O Museu da Memória e dos Direitos Humanos, inaugurado em 2010, é uma referência na América Latina.
Lá, podem ser ouvidos muitos relatos como este.
Uma comissão da verdade apurou mais de 3 mil mortes durante o regime de Augusto Pinochet,
que durou 17 anos.
Outras 40 mil pessoas foram presas e torturadas.
Com a volta da democracia, 307 corpos foram encontrados,
mas restam 1.162, ainda sem localizar.
E o Borde quer encontrar esses corpos no prazo de um ano.
Diferentemente dos vizinhos, 59 anos depois do golpe militar,
o Brasil não puniu nenhum ex-agente da ditadura.
E a data do golpe foi celebrada nos últimos anos a pedido de Jair Bolsonaro.
E o nosso presidente já determinou ao Ministério da Defesa
que faça as comemorações devidas com relação a 31 de março de 1964,
incluindo uma ordem do dia patrocinada pelo Ministério da Defesa,
que já foi aprovada pelo nosso presidente.
Com o novo governo e após os atentados golpistas de 8 de janeiro,
a decisão do Ministério da Defesa foi dar uma ordem de que a data não fosse lembrada.
Mas a comissão da anistia, responsável por investigar crimes da ditadura,
voltou a trabalhar na semana passada e está revendo pedidos de reparação
que foram negados nos últimos anos, principalmente na gestão Bolsonaro.
Um dos primeiros casos revistos foi o de Cláudia Arruda Campos, presa em 1968.
Ela vai passar a receber um pagamento mensal do governo
e uma indenização retroativa as últimas duas décadas.
A ditadura me tirou emprego, casamento e casa.
Ou seja, tudo aquilo que formava a minha vida e que eu tinha lutado por conseguir.
Da redação do G1, eu sou Natuzaneri e o assunto hoje é
O Brasil e a memória da ditadura.
Um episódio para entender por que o país não julgou os atos do regime militar,
quais são as perspectivas de isso acontecer
e os riscos que a ausência de justiça representa para a nossa democracia.

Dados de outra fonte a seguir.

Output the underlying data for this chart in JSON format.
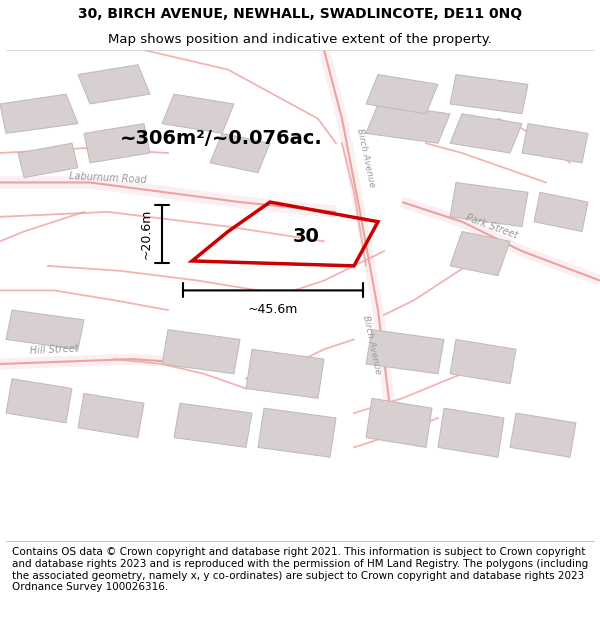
{
  "title_line1": "30, BIRCH AVENUE, NEWHALL, SWADLINCOTE, DE11 0NQ",
  "title_line2": "Map shows position and indicative extent of the property.",
  "footer_text": "Contains OS data © Crown copyright and database right 2021. This information is subject to Crown copyright and database rights 2023 and is reproduced with the permission of HM Land Registry. The polygons (including the associated geometry, namely x, y co-ordinates) are subject to Crown copyright and database rights 2023 Ordnance Survey 100026316.",
  "map_bg": "#f8f4f4",
  "road_color": "#f0a0a0",
  "building_color": "#d8d0d0",
  "building_edge": "#c0b8b8",
  "highlight_color": "#cc0000",
  "area_text": "~306m²/~0.076ac.",
  "number_label": "30",
  "width_label": "~45.6m",
  "height_label": "~20.6m",
  "title_fontsize": 10,
  "footer_fontsize": 7.5,
  "road_label_color": "#999999",
  "road_fill": "#faf0f0"
}
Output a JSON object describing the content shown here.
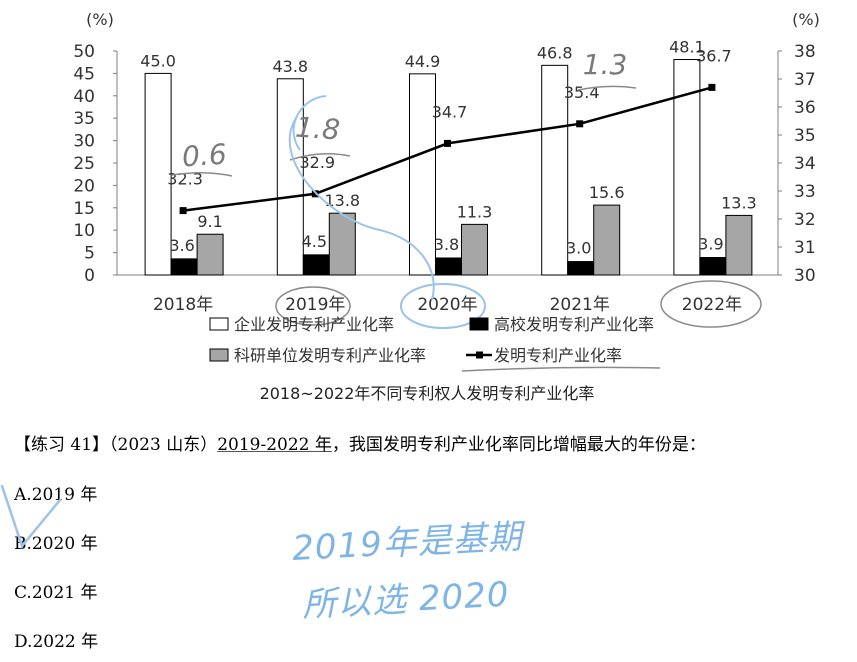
{
  "chart_data": {
    "type": "bar",
    "title": "2018~2022年不同专利权人发明专利产业化率",
    "categories": [
      "2018年",
      "2019年",
      "2020年",
      "2021年",
      "2022年"
    ],
    "left_axis": {
      "unit": "(%)",
      "range": [
        0,
        50
      ],
      "ticks": [
        "0",
        "5",
        "10",
        "15",
        "20",
        "25",
        "30",
        "35",
        "40",
        "45",
        "50"
      ]
    },
    "right_axis": {
      "unit": "(%)",
      "range": [
        30,
        38
      ],
      "ticks": [
        "30",
        "31",
        "32",
        "33",
        "34",
        "35",
        "36",
        "37",
        "38"
      ]
    },
    "series": [
      {
        "name": "企业发明专利产业化率",
        "kind": "bar",
        "axis": "left",
        "color": "#ffffff",
        "values": [
          45.0,
          43.8,
          44.9,
          46.8,
          48.1
        ],
        "labels": [
          "45.0",
          "43.8",
          "44.9",
          "46.8",
          "48.1"
        ]
      },
      {
        "name": "高校发明专利产业化率",
        "kind": "bar",
        "axis": "left",
        "color": "#000000",
        "values": [
          3.6,
          4.5,
          3.8,
          3.0,
          3.9
        ],
        "labels": [
          "3.6",
          "4.5",
          "3.8",
          "3.0",
          "3.9"
        ]
      },
      {
        "name": "科研单位发明专利产业化率",
        "kind": "bar",
        "axis": "left",
        "color": "#a6a6a6",
        "values": [
          9.1,
          13.8,
          11.3,
          15.6,
          13.3
        ],
        "labels": [
          "9.1",
          "13.8",
          "11.3",
          "15.6",
          "13.3"
        ]
      },
      {
        "name": "发明专利产业化率",
        "kind": "line",
        "axis": "right",
        "color": "#000000",
        "values": [
          32.3,
          32.9,
          34.7,
          35.4,
          36.7
        ],
        "labels": [
          "32.3",
          "32.9",
          "34.7",
          "35.4",
          "36.7"
        ]
      }
    ],
    "legend_placement": "bottom",
    "grid": false
  },
  "annotations": {
    "diffs": [
      "0.6",
      "1.8",
      "1.3"
    ]
  },
  "question": {
    "prefix": "【练习 41】（2023 山东）",
    "range": "2019-2022 年",
    "rest": "，我国发明专利产业化率同比增幅最大的年份是："
  },
  "options": [
    {
      "letter": "A.",
      "text": "2019 年"
    },
    {
      "letter": "B.",
      "text": "2020 年"
    },
    {
      "letter": "C.",
      "text": "2021 年"
    },
    {
      "letter": "D.",
      "text": "2022 年"
    }
  ],
  "handwriting": {
    "line1": "2019年是基期",
    "line2": "所以选 2020"
  }
}
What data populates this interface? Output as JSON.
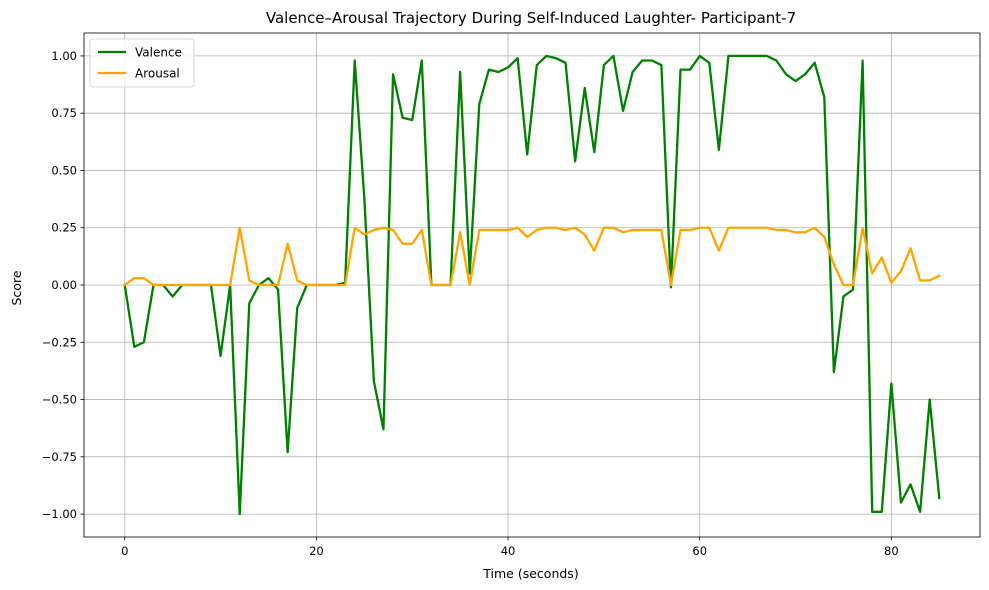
{
  "chart_data": {
    "type": "line",
    "title": "Valence–Arousal Trajectory During Self-Induced Laughter- Participant-7",
    "xlabel": "Time (seconds)",
    "ylabel": "Score",
    "xlim": [
      -4.25,
      89.25
    ],
    "ylim": [
      -1.1,
      1.1
    ],
    "xticks": [
      0,
      20,
      40,
      60,
      80
    ],
    "yticks": [
      -1.0,
      -0.75,
      -0.5,
      -0.25,
      0.0,
      0.25,
      0.5,
      0.75,
      1.0
    ],
    "ytick_labels": [
      "−1.00",
      "−0.75",
      "−0.50",
      "−0.25",
      "0.00",
      "0.25",
      "0.50",
      "0.75",
      "1.00"
    ],
    "grid": true,
    "legend_position": "upper-left",
    "x": [
      0,
      1,
      2,
      3,
      4,
      5,
      6,
      7,
      8,
      9,
      10,
      11,
      12,
      13,
      14,
      15,
      16,
      17,
      18,
      19,
      20,
      21,
      22,
      23,
      24,
      25,
      26,
      27,
      28,
      29,
      30,
      31,
      32,
      33,
      34,
      35,
      36,
      37,
      38,
      39,
      40,
      41,
      42,
      43,
      44,
      45,
      46,
      47,
      48,
      49,
      50,
      51,
      52,
      53,
      54,
      55,
      56,
      57,
      58,
      59,
      60,
      61,
      62,
      63,
      64,
      65,
      66,
      67,
      68,
      69,
      70,
      71,
      72,
      73,
      74,
      75,
      76,
      77,
      78,
      79,
      80,
      81,
      82,
      83,
      84,
      85
    ],
    "series": [
      {
        "name": "Valence",
        "color": "#008000",
        "values": [
          0.0,
          -0.27,
          -0.25,
          0.0,
          0.0,
          -0.05,
          0.0,
          0.0,
          0.0,
          0.0,
          -0.31,
          0.0,
          -1.0,
          -0.08,
          0.0,
          0.03,
          -0.02,
          -0.73,
          -0.1,
          0.0,
          0.0,
          0.0,
          0.0,
          0.01,
          0.98,
          0.38,
          -0.42,
          -0.63,
          0.92,
          0.73,
          0.72,
          0.98,
          0.0,
          0.0,
          0.0,
          0.93,
          0.05,
          0.79,
          0.94,
          0.93,
          0.95,
          0.99,
          0.57,
          0.96,
          1.0,
          0.99,
          0.97,
          0.54,
          0.86,
          0.58,
          0.96,
          1.0,
          0.76,
          0.93,
          0.98,
          0.98,
          0.96,
          -0.01,
          0.94,
          0.94,
          1.0,
          0.97,
          0.59,
          1.0,
          1.0,
          1.0,
          1.0,
          1.0,
          0.98,
          0.92,
          0.89,
          0.92,
          0.97,
          0.82,
          -0.38,
          -0.05,
          -0.02,
          0.98,
          -0.99,
          -0.99,
          -0.43,
          -0.95,
          -0.87,
          -0.99,
          -0.5,
          -0.93
        ]
      },
      {
        "name": "Arousal",
        "color": "#FFA500",
        "values": [
          0.0,
          0.03,
          0.03,
          0.0,
          0.0,
          0.0,
          0.0,
          0.0,
          0.0,
          0.0,
          0.0,
          0.0,
          0.25,
          0.02,
          0.0,
          0.0,
          0.0,
          0.18,
          0.02,
          0.0,
          0.0,
          0.0,
          0.0,
          0.0,
          0.25,
          0.22,
          0.24,
          0.25,
          0.24,
          0.18,
          0.18,
          0.24,
          0.0,
          0.0,
          0.0,
          0.23,
          0.0,
          0.24,
          0.24,
          0.24,
          0.24,
          0.25,
          0.21,
          0.24,
          0.25,
          0.25,
          0.24,
          0.25,
          0.22,
          0.15,
          0.25,
          0.25,
          0.23,
          0.24,
          0.24,
          0.24,
          0.24,
          0.0,
          0.24,
          0.24,
          0.25,
          0.25,
          0.15,
          0.25,
          0.25,
          0.25,
          0.25,
          0.25,
          0.24,
          0.24,
          0.23,
          0.23,
          0.25,
          0.21,
          0.09,
          0.0,
          0.0,
          0.25,
          0.05,
          0.12,
          0.01,
          0.06,
          0.16,
          0.02,
          0.02,
          0.04
        ]
      }
    ]
  }
}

Neste episódio, eu converso com Rogério Sotili, diretor executivo do Instituto Vladimir Herzog.
Segunda-feira, 3 de abril.
Rogério, a Comissão de Anistia retomou aquelas sessões públicas com uma nova composição agora,
com indicações pelo novo governo e algumas mudanças,
inclusive com a revisão de decisões tomadas durante o governo Bolsonaro.
Então eu quero começar te pedindo para nos explicar o que é a Comissão de Anistia
e quais são as novidades que começaram a valer na semana passada.
Bom, a Comissão de Anistia, criada em 2002, com base na linha de anistia de 79,
ela tem o papel de analisar os pedidos de reparação por danos na época da ditadura.
Então ela é uma comissão que analisa os processos para a recuperação moral,
política e financeira também das pessoas que foram torturadas e mortas.
E familiares que sofreram perdas pela violência do Estado.
Então ela é uma comissão que tem a maior importância do ponto de vista de um dos instrumentos
de uma justiça de transição, feita no Brasil de forma muito incompleta.
Ela tem um papel muito importante do ponto de vista simbólico,
mas do ponto de vista político também.
Então foi um processo que nós vivemos da maior importância
e que foi interrompido com a chegada do Bolsonaro.
Na verdade, ele começou a ser interrompido já com o impeachment da presidenta Dilma,
quando se começou a fazer uma reavaliação de todos os processos,
recomposição da própria Comissão de Anistia,
colocando pessoas de perfis extremamente inadequados.
No governo Bolsonaro, a comissão era composta, em sua maioria, por militares
e era comandada pelo general da reserva Luiz Eduardo Rocha Paiva.
De acordo com a atual gestão, 95% dos pedidos de reparação analisados no período foram negados.
E com a chegada do Bolsonaro, você teve todo um processo de reavaliação
e completa negação de muitos processos já analisados.
E a composição da própria Comissão de Anistia
passou a ser uma composição extremamente estranha ao tema.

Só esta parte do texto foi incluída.